Different methods of treatment may include physiotherapy, having a tube inserted into the stomach to help with feeding along with speech and language therapy.

While there is currently no disease-modifying therapy, research is ongoing in both Canada and the United States.

Dr. Huda Zoghbi, director of the Jan and Dan Neurological Research Institute at Texas Children’s Hospital, worked with the Engel family. Engel tells TODAY that Zoghbi’s team of researchers are using his son’s cells to work towards a cure.

“We’ve learned so much from so many patients with Rett syndrome, but because [Henry’s] mutation was a little different, it allowed us to think slightly differently about other approaches,” Zoghbi says.

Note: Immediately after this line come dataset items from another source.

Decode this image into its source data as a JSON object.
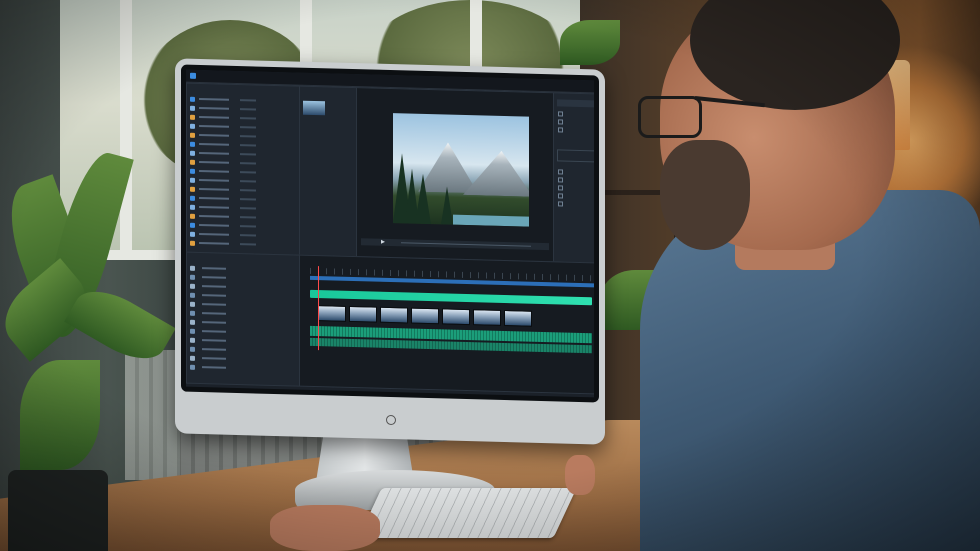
{
  "scene": {
    "description_colors": {
      "wall_warm": "#8a5a30",
      "screen_bg": "#1b2129",
      "accent_clip": "#19c79a",
      "app_icon": "#3c8ce0"
    }
  },
  "app": {
    "title": "",
    "viewer_label": "",
    "timeline_label": "",
    "browser_items": [
      {
        "icon_color": "#3c8ce0"
      },
      {
        "icon_color": "#7fb0e0"
      },
      {
        "icon_color": "#e0a040"
      },
      {
        "icon_color": "#7fb0e0"
      },
      {
        "icon_color": "#e0a040"
      },
      {
        "icon_color": "#3c8ce0"
      },
      {
        "icon_color": "#7fb0e0"
      },
      {
        "icon_color": "#e0a040"
      },
      {
        "icon_color": "#3c8ce0"
      },
      {
        "icon_color": "#7fb0e0"
      },
      {
        "icon_color": "#e0a040"
      },
      {
        "icon_color": "#3c8ce0"
      },
      {
        "icon_color": "#7fb0e0"
      },
      {
        "icon_color": "#e0a040"
      },
      {
        "icon_color": "#3c8ce0"
      },
      {
        "icon_color": "#7fb0e0"
      },
      {
        "icon_color": "#e0a040"
      }
    ],
    "timeline_thumbnails": 7,
    "icons": [
      "play-icon",
      "app-logo-icon",
      "checkbox-icon"
    ]
  }
}
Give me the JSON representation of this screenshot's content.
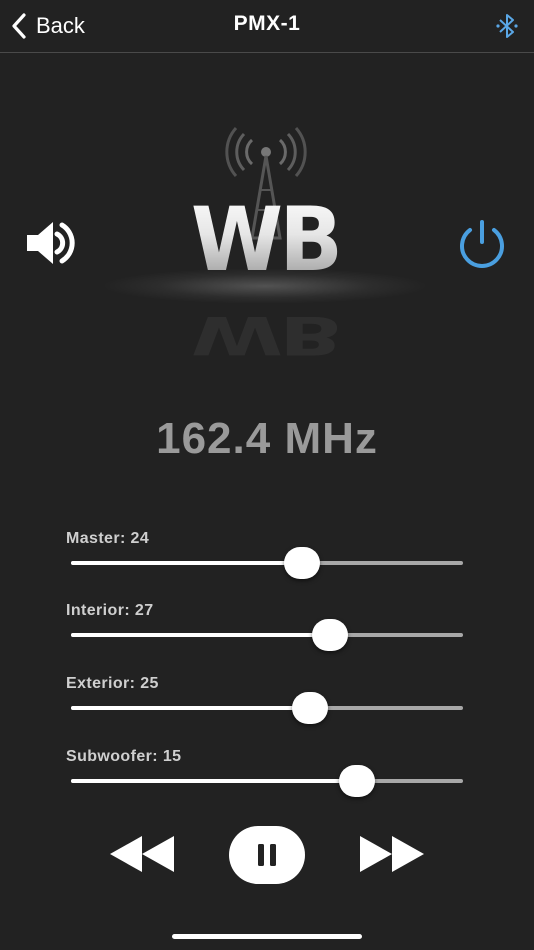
{
  "navbar": {
    "back_label": "Back",
    "title": "PMX-1",
    "bluetooth_icon": "bluetooth-icon",
    "bluetooth_color": "#5aa7e6"
  },
  "controls": {
    "volume_icon": "speaker-volume-icon",
    "power_icon": "power-icon",
    "power_color": "#4a9fe0"
  },
  "logo": {
    "text": "WB",
    "icon": "radio-tower-icon"
  },
  "frequency": "162.4 MHz",
  "sliders": [
    {
      "label": "Master: 24",
      "fraction": 0.59
    },
    {
      "label": "Interior: 27",
      "fraction": 0.66
    },
    {
      "label": "Exterior: 25",
      "fraction": 0.61
    },
    {
      "label": "Subwoofer: 15",
      "fraction": 0.73
    }
  ],
  "transport": {
    "rewind_icon": "rewind-icon",
    "pause_icon": "pause-icon",
    "forward_icon": "fast-forward-icon"
  },
  "colors": {
    "background": "#222222",
    "track": "#a8a8a8",
    "frequency_text": "#9a9a9a"
  }
}
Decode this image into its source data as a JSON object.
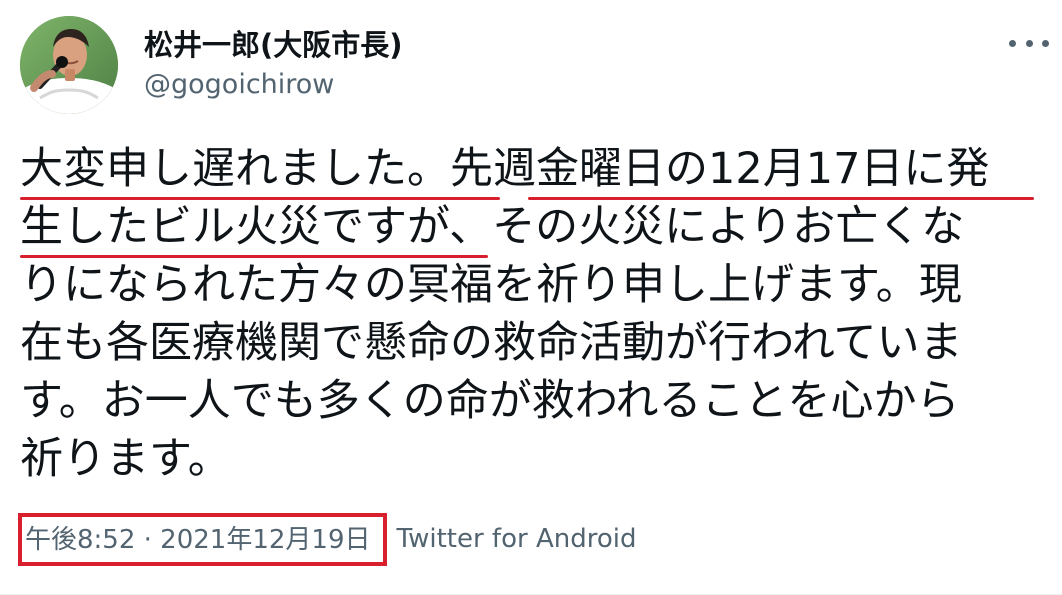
{
  "user": {
    "display_name": "松井一郎(大阪市長)",
    "handle": "@gogoichirow",
    "avatar_icon": "profile-photo-icon"
  },
  "menu": {
    "more_icon": "ellipsis-horizontal-icon"
  },
  "tweet": {
    "lines": [
      "大変申し遅れました。先週金曜日の12月17日に発",
      "生したビル火災ですが、その火災によりお亡くな",
      "りになられた方々の冥福を祈り申し上げます。現",
      "在も各医療機関で懸命の救命活動が行われていま",
      "す。お一人でも多くの命が救われることを心から",
      "祈ります。"
    ]
  },
  "meta": {
    "timestamp": "午後8:52 · 2021年12月19日",
    "source": "Twitter for Android"
  },
  "colors": {
    "annotation": "#d71f2d",
    "secondary_text": "#536471",
    "primary_text": "#0f1419",
    "background": "#ffffff"
  }
}
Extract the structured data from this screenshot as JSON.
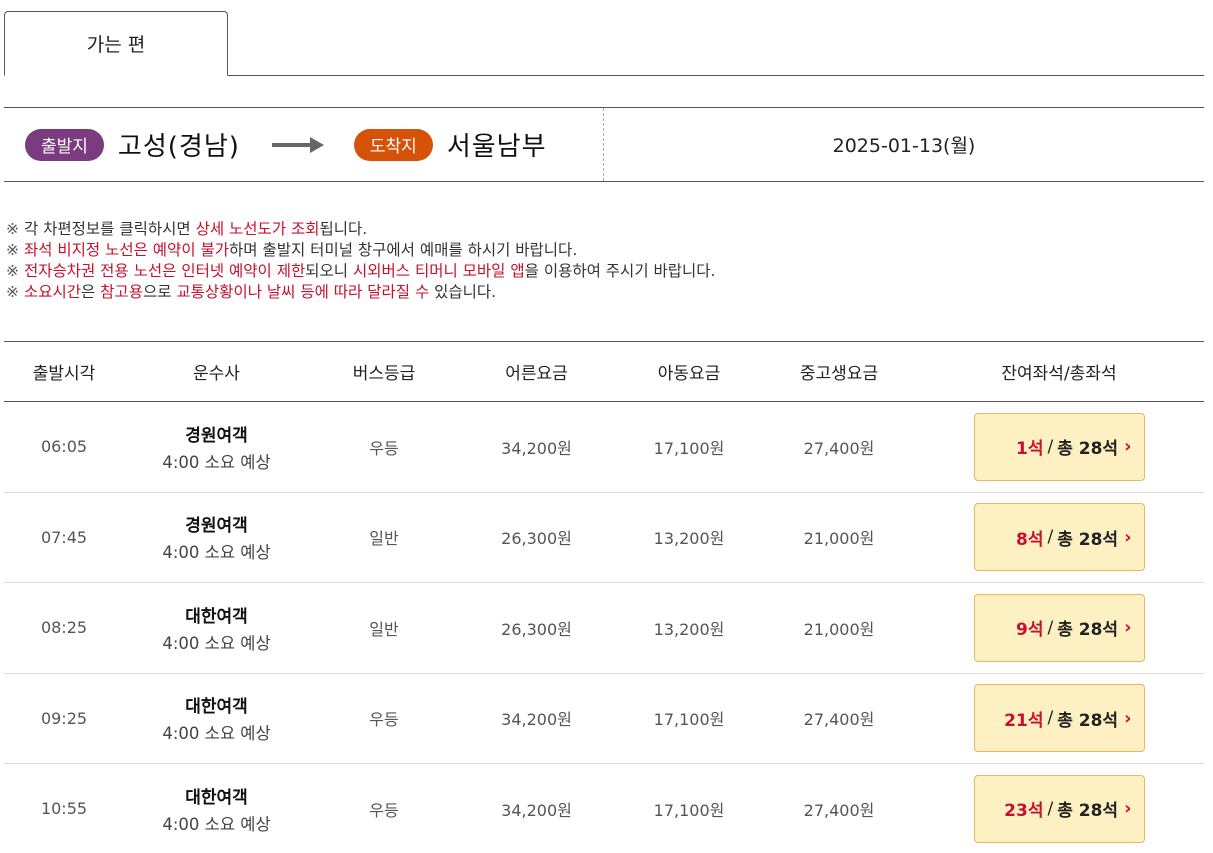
{
  "tab": {
    "label": "가는 편"
  },
  "route": {
    "departure_badge": "출발지",
    "departure": "고성(경남)",
    "arrival_badge": "도착지",
    "arrival": "서울남부",
    "date": "2025-01-13(월)"
  },
  "notices": {
    "mark": "※",
    "n1_a": "각 차편정보를 클릭하시면 ",
    "n1_b": "상세 노선도가 조회",
    "n1_c": "됩니다.",
    "n2_a": "좌석 비지정 노선은 예약이 불가",
    "n2_b": "하며 출발지 터미널 창구에서 예매를 하시기 바랍니다.",
    "n3_a": "전자승차권 전용 노선은 인터넷 예약이 제한",
    "n3_b": "되오니 ",
    "n3_c": "시외버스 티머니 모바일 앱",
    "n3_d": "을 이용하여 주시기 바랍니다.",
    "n4_a": "소요시간",
    "n4_b": "은 ",
    "n4_c": "참고용",
    "n4_d": "으로 ",
    "n4_e": "교통상황이나 날씨 등에 따라 달라질 수",
    "n4_f": " 있습니다."
  },
  "table": {
    "headers": [
      "출발시각",
      "운수사",
      "버스등급",
      "어른요금",
      "아동요금",
      "중고생요금",
      "잔여좌석/총좌석"
    ],
    "rows": [
      {
        "time": "06:05",
        "company": "경원여객",
        "duration": "4:00 소요 예상",
        "grade": "우등",
        "adult": "34,200원",
        "child": "17,100원",
        "teen": "27,400원",
        "remain": "1석",
        "total": "총 28석"
      },
      {
        "time": "07:45",
        "company": "경원여객",
        "duration": "4:00 소요 예상",
        "grade": "일반",
        "adult": "26,300원",
        "child": "13,200원",
        "teen": "21,000원",
        "remain": "8석",
        "total": "총 28석"
      },
      {
        "time": "08:25",
        "company": "대한여객",
        "duration": "4:00 소요 예상",
        "grade": "일반",
        "adult": "26,300원",
        "child": "13,200원",
        "teen": "21,000원",
        "remain": "9석",
        "total": "총 28석"
      },
      {
        "time": "09:25",
        "company": "대한여객",
        "duration": "4:00 소요 예상",
        "grade": "우등",
        "adult": "34,200원",
        "child": "17,100원",
        "teen": "27,400원",
        "remain": "21석",
        "total": "총 28석"
      },
      {
        "time": "10:55",
        "company": "대한여객",
        "duration": "4:00 소요 예상",
        "grade": "우등",
        "adult": "34,200원",
        "child": "17,100원",
        "teen": "27,400원",
        "remain": "23석",
        "total": "총 28석"
      }
    ],
    "slash": "/",
    "chevron": "›"
  },
  "colors": {
    "departure_badge": "#7b3b7f",
    "arrival_badge": "#d45309",
    "highlight_red": "#c8102e",
    "seat_button_bg": "#fdf0c3",
    "seat_button_border": "#f0b35f"
  },
  "icons": {
    "route_arrow": "right-arrow-icon",
    "seat_chevron": "chevron-right-icon"
  }
}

Parents should also seek support, expert says

Nowaczyk says it’s not just the affected children who will need support with their diagnosis, but parents should seek it out as well. She advises contacting different organizations like the Ontario Rett Syndrome Association, which she says provides support and education for families.

Looking up various social media groups on platforms like Facebook can also be beneficial.

“Parents talking to parents of similarly affected children are the best resources,” she says. “I may know what the genetics of it is, but I don't know what they go through day to day.”